Geometric relationships between two successive lobes and sinuses coming from the Kirigami property, for the enrolled Philodendron bipenifolium leaf.
Same notations and plots as in figure 8. A: Two consecutive primary lobes have veins of lengths Ra and Rc. They are respectively making an angle α and β with the anti-vein, of length Rb, between them. B: The vein of length Rc is surrounded by two anti-veins of lengths Rb and Rd. These are respectively making angle an β and γ with the vein. As in figure 8, the predictions of the Kirigami property are compared to the measured values for veins (C) and for anti-veins (D). Points represent 85 Philodendron bipenifolium leaves. For each leaf, all pair of consecutive primary veins or anti-veins (four for the presented leaf) have been measured. One observes that points are scattered in both figures. This figure, together with the previous one, shows that the Kirigami property does not appear for any shape.
Figure 11.
Simplified relationship on two successive lobes and sinuses that can be used to recognize the Kirigami property.
As in figure 8, the graphs express the relation between the folds length and the angles. A: Length ratio (Ra/Rc) of two consecutive main veins in function of the difference (α–β) between the angles there are making with the anti-vein. The smaller the angle, the smaller the vein. If the anti-vein (sinus) is at the middle between the two veins, then the two veins have the same length (ratio 1, right inset). On the contrary, if the angle for the second lobe becomes small, then the length of the second lobe should be smaller, eventually becoming equal to the length of the anti-vein or sinus (left inset). B: Length ratio (Rb/Rd) of two consecutive main anti-veins in function of the difference (β–γ) between the angles with the vein. Similarly, the relation express that the smaller the angle, the longer the anti-vein. When the angles are equal the two anti-veins have the same length (right inset), while if one angle becomes smaller, the corresponding anti-vein becomes longer, eventually becoming equal to the vein (left inset). Contrary to figure 8, these relations are approximate, scattering the points. They are exact only if the opening angle of the lobes is constant, which is a first approximation, but in practice mixes different relationships for each lobe opening angle. However, they are simple way to judge of the Kirigami property, judging by the eye the ratio of length and angle difference, that the anti-veins and veins are axes of symmetry of the contour.
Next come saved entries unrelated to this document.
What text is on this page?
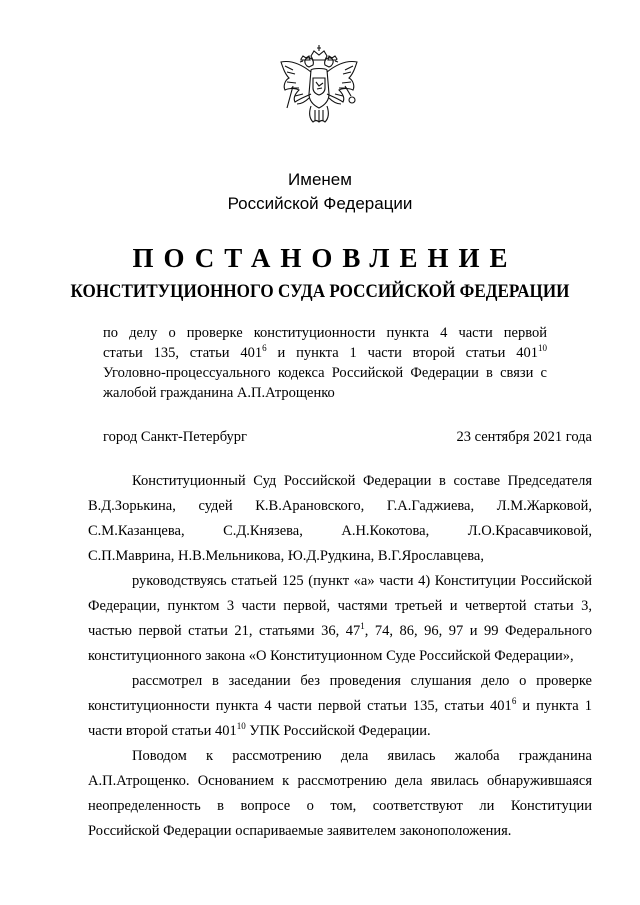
Именем
Российской Федерации
ПОСТАНОВЛЕНИЕ
КОНСТИТУЦИОННОГО СУДА РОССИЙСКОЙ ФЕДЕРАЦИИ
по делу о проверке конституционности пункта 4 части первой
статьи 135, статьи $401^6$ и пункта 1 части второй статьи $401^{10}$
Уголовно-процессуального кодекса Российской Федерации в связи с
жалобой гражданина А.П.Атрощенко
город Санкт-Петербург	23 сентября 2021 года
Конституционный Суд Российской Федерации в составе Председателя
В.Д.Зорькина, судей К.В.Арановского, Г.А.Гаджиева, Л.М.Жарковой,
С.М.Казанцева, С.Д.Князева, А.Н.Кокотова, Л.О.Красавчиковой,
С.П.Маврина, Н.В.Мельникова, Ю.Д.Рудкина, В.Г.Ярославцева,
руководствуясь статьей 125 (пункт «а» части 4) Конституции Российской
Федерации, пунктом 3 части первой, частями третьей и четвертой статьи 3,
частью первой статьи 21, статьями 36, $47^1$, 74, 86, 96, 97 и 99 Федерального
конституционного закона «О Конституционном Суде Российской Федерации»,
рассмотрел в заседании без проведения слушания дело о проверке
конституционности пункта 4 части первой статьи 135, статьи $401^6$ и пункта 1
части второй статьи $401^{10}$ УПК Российской Федерации.
Поводом к рассмотрению дела явилась жалоба гражданина
А.П.Атрощенко. Основанием к рассмотрению дела явилась обнаружившаяся
неопределенность в вопросе о том, соответствуют ли Конституции
Российской Федерации оспариваемые заявителем законоположения.
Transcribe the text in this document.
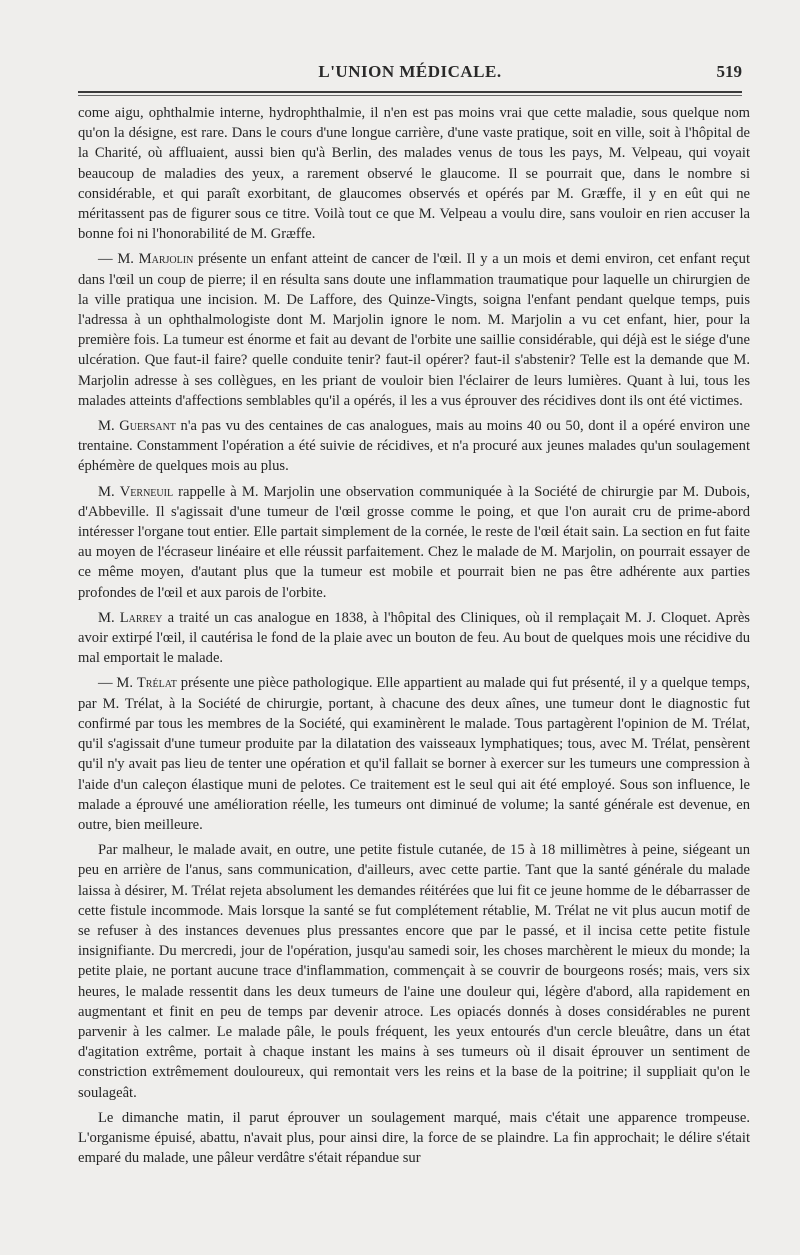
L'UNION MÉDICALE.	519

come aigu, ophthalmie interne, hydrophthalmie, il n'en est pas moins vrai que cette maladie, sous quelque nom qu'on la désigne, est rare. Dans le cours d'une longue carrière, d'une vaste pratique, soit en ville, soit à l'hôpital de la Charité, où affluaient, aussi bien qu'à Berlin, des malades venus de tous les pays, M. Velpeau, qui voyait beaucoup de maladies des yeux, a rarement observé le glaucome. Il se pourrait que, dans le nombre si considérable, et qui paraît exorbitant, de glaucomes observés et opérés par M. Græffe, il y en eût qui ne méritassent pas de figurer sous ce titre. Voilà tout ce que M. Velpeau a voulu dire, sans vouloir en rien accuser la bonne foi ni l'honorabilité de M. Græffe.

— M. Marjolin présente un enfant atteint de cancer de l'œil. Il y a un mois et demi environ, cet enfant reçut dans l'œil un coup de pierre; il en résulta sans doute une inflammation traumatique pour laquelle un chirurgien de la ville pratiqua une incision. M. De Laffore, des Quinze-Vingts, soigna l'enfant pendant quelque temps, puis l'adressa à un ophthalmologiste dont M. Marjolin ignore le nom. M. Marjolin a vu cet enfant, hier, pour la première fois. La tumeur est énorme et fait au devant de l'orbite une saillie considérable, qui déjà est le siége d'une ulcération. Que faut-il faire? quelle conduite tenir? faut-il opérer? faut-il s'abstenir? Telle est la demande que M. Marjolin adresse à ses collègues, en les priant de vouloir bien l'éclairer de leurs lumières. Quant à lui, tous les malades atteints d'affections semblables qu'il a opérés, il les a vus éprouver des récidives dont ils ont été victimes.

M. Guersant n'a pas vu des centaines de cas analogues, mais au moins 40 ou 50, dont il a opéré environ une trentaine. Constamment l'opération a été suivie de récidives, et n'a procuré aux jeunes malades qu'un soulagement éphémère de quelques mois au plus.

M. Verneuil rappelle à M. Marjolin une observation communiquée à la Société de chirurgie par M. Dubois, d'Abbeville. Il s'agissait d'une tumeur de l'œil grosse comme le poing, et que l'on aurait cru de prime-abord intéresser l'organe tout entier. Elle partait simplement de la cornée, le reste de l'œil était sain. La section en fut faite au moyen de l'écraseur linéaire et elle réussit parfaitement. Chez le malade de M. Marjolin, on pourrait essayer de ce même moyen, d'autant plus que la tumeur est mobile et pourrait bien ne pas être adhérente aux parties profondes de l'œil et aux parois de l'orbite.

M. Larrey a traité un cas analogue en 1838, à l'hôpital des Cliniques, où il remplaçait M. J. Cloquet. Après avoir extirpé l'œil, il cautérisa le fond de la plaie avec un bouton de feu. Au bout de quelques mois une récidive du mal emportait le malade.

— M. Trélat présente une pièce pathologique. Elle appartient au malade qui fut présenté, il y a quelque temps, par M. Trélat, à la Société de chirurgie, portant, à chacune des deux aînes, une tumeur dont le diagnostic fut confirmé par tous les membres de la Société, qui examinèrent le malade. Tous partagèrent l'opinion de M. Trélat, qu'il s'agissait d'une tumeur produite par la dilatation des vaisseaux lymphatiques; tous, avec M. Trélat, pensèrent qu'il n'y avait pas lieu de tenter une opération et qu'il fallait se borner à exercer sur les tumeurs une compression à l'aide d'un caleçon élastique muni de pelotes. Ce traitement est le seul qui ait été employé. Sous son influence, le malade a éprouvé une amélioration réelle, les tumeurs ont diminué de volume; la santé générale est devenue, en outre, bien meilleure.

Par malheur, le malade avait, en outre, une petite fistule cutanée, de 15 à 18 millimètres à peine, siégeant un peu en arrière de l'anus, sans communication, d'ailleurs, avec cette partie. Tant que la santé générale du malade laissa à désirer, M. Trélat rejeta absolument les demandes réitérées que lui fit ce jeune homme de le débarrasser de cette fistule incommode. Mais lorsque la santé se fut complétement rétablie, M. Trélat ne vit plus aucun motif de se refuser à des instances devenues plus pressantes encore que par le passé, et il incisa cette petite fistule insignifiante. Du mercredi, jour de l'opération, jusqu'au samedi soir, les choses marchèrent le mieux du monde; la petite plaie, ne portant aucune trace d'inflammation, commençait à se couvrir de bourgeons rosés; mais, vers six heures, le malade ressentit dans les deux tumeurs de l'aine une douleur qui, légère d'abord, alla rapidement en augmentant et finit en peu de temps par devenir atroce. Les opiacés donnés à doses considérables ne purent parvenir à les calmer. Le malade pâle, le pouls fréquent, les yeux entourés d'un cercle bleuâtre, dans un état d'agitation extrême, portait à chaque instant les mains à ses tumeurs où il disait éprouver un sentiment de constriction extrêmement douloureux, qui remontait vers les reins et la base de la poitrine; il suppliait qu'on le soulageât.

Le dimanche matin, il parut éprouver un soulagement marqué, mais c'était une apparence trompeuse. L'organisme épuisé, abattu, n'avait plus, pour ainsi dire, la force de se plaindre. La fin approchait; le délire s'était emparé du malade, une pâleur verdâtre s'était répandue sur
For instance they are clearly wrong for figure 10B (α is smaller than β, but Ra is much longer than Rc).
Figure 12.
Dissected Kirigami buds showing the packed folded leaves.
One leaf can be limited by an other leaf of the same age (opposite decussate phyllotaxy, A, while there are also two other pairs of leaves, older and younger, delimiting the volume); or leaves of different ages (spiral phyllotaxy), either protected by an envelope, B, or not, C. A: Acer pseudoplatanus (Sapindales), B: Murus platanifolium (Rosales), C: Pelargonium cuculatum (Geraniales). In all cases, the leaf fit the available volume, and no space is left free in the bud.
Figure 13.
A: On a leaf, the first order vein (blue line) of a maple leaf and secondary vein (green line) are drawn. The first order anti-vein (orange line) and the second order anti-veins (red line), always going from the intersection of two vein up to the sinus between the lobes, are also drawn. The contour of the leaf (mangenta line) is numerically detected. B: The result with the contour and only the main veins and anti-veins, and the first angles between them. C: Half of the precedent sketch once refolded. α and γ are reversed, and their respective contour drawn inversed. D: The whole refolded leaf, using only its main folds. E: Sketch of the leaf with all its folds: main and secondary ones. F: Scheme of a secondary fold, unfolded, and, G: folded in a plane. The news angles are obtained as described in the text. H: The whole set of veins and anti-veins is drawn, with their respective contour, giving the completely refolded leaf.
Figure 14.
A: If the tips of Ra, Rb, Rc align then the two vectors (Rc –Rb) and (Ra –Rc) are collinear. Their cross product is null. B: For a given set of α, β, Ra, Rb, with this property, one can deduce Rc.